Escrevendo este artigo, o preço do Bitcoin era de 89.940 dólares, uma queda de 15,14% em relação ao mesmo período do ano passado. Neste ponto de inflexão do mercado, a equipe de pesquisa de uma instituição financeira globalmente reconhecida, a Charles Schwab, realizou uma análise aprofundada das perspectivas do mercado de criptomoedas para 2026, revelando como as dez principais variáveis-chave moldarão o desempenho do Bitcoin este ano.

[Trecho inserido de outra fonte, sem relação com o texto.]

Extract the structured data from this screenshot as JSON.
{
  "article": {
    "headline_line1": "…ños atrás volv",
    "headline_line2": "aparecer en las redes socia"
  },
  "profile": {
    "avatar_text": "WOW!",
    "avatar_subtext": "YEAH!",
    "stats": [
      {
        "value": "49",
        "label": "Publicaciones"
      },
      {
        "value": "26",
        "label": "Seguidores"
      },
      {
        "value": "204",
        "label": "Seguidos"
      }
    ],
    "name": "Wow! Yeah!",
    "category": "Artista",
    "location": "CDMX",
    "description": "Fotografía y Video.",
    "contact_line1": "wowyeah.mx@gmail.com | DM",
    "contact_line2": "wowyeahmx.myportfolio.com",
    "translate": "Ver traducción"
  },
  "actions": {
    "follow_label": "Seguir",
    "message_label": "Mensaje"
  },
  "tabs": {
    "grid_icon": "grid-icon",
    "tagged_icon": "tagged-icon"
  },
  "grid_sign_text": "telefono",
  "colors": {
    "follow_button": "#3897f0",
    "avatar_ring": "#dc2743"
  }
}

O diretor de pesquisa de ativos criptográficos e estratégias do Centro de Pesquisa da Charles Schwab, Jim Ferraioli, afirmou que o desempenho do preço do Bitcoin não é dominado por um único fator, mas sim por uma combinação de fatores macroeconômicos e forças internas do mercado. Embora a melhoria nas condições de liquidez beneficie ativos de risco, a pressão psicológica decorrente do ciclo de halving ainda é um fator de restrição que não pode ser ignorado.
Três principais suportes de longo prazo e sete variáveis de curto prazo
A estrutura de pesquisa da Charles Schwab divide os fatores de influência do Bitcoin em dois níveis. A longo prazo, a expansão da oferta monetária M2 global, o crescimento deflacionário da oferta de Bitcoin e o aumento na adoção do mercado constituem os três pilares que sustentam o preço da moeda.
Por outro lado, a situação de curto prazo é ainda mais complexa e variável. Os fatores incluem o sentimento de risco do mercado, a direção das taxas de juros, a força do dólar, efeitos sazonais, a liquidez dos bancos centrais, os movimentos de grandes baleias e os riscos potenciais de contágio financeiro — esses sete fatores interagem entre si para determinar o desempenho específico do Bitcoin nos próximos meses.
Perspectiva de alta no início do ano
Entrando em 2026, vários indicadores de curto prazo mostram sinais positivos. O diferencial de crédito permanece em níveis de aperto, o mercado já eliminou uma grande quantidade de posições derivativas instáveis durante a forte correção do final de 2025, deixando o cenário geral de posições relativamente limpo.
Mantendo um ambiente de preferência por risco, o Bitcoin, como um ativo de risco extremo, teoricamente deve se beneficiar do desempenho forte do mercado de ações. Além disso, a política monetária também deve se tornar mais favorável. Com o fim do aperto quantitativo e a reexpansão do balanço patrimonial, a liquidez abundante fornecerá suporte ao preço da moeda. A Charles Schwab espera que as taxas de juros e o dólar continuem a enfraquecer neste ano, o que constitui um fator positivo geral para o mercado de criptomoedas.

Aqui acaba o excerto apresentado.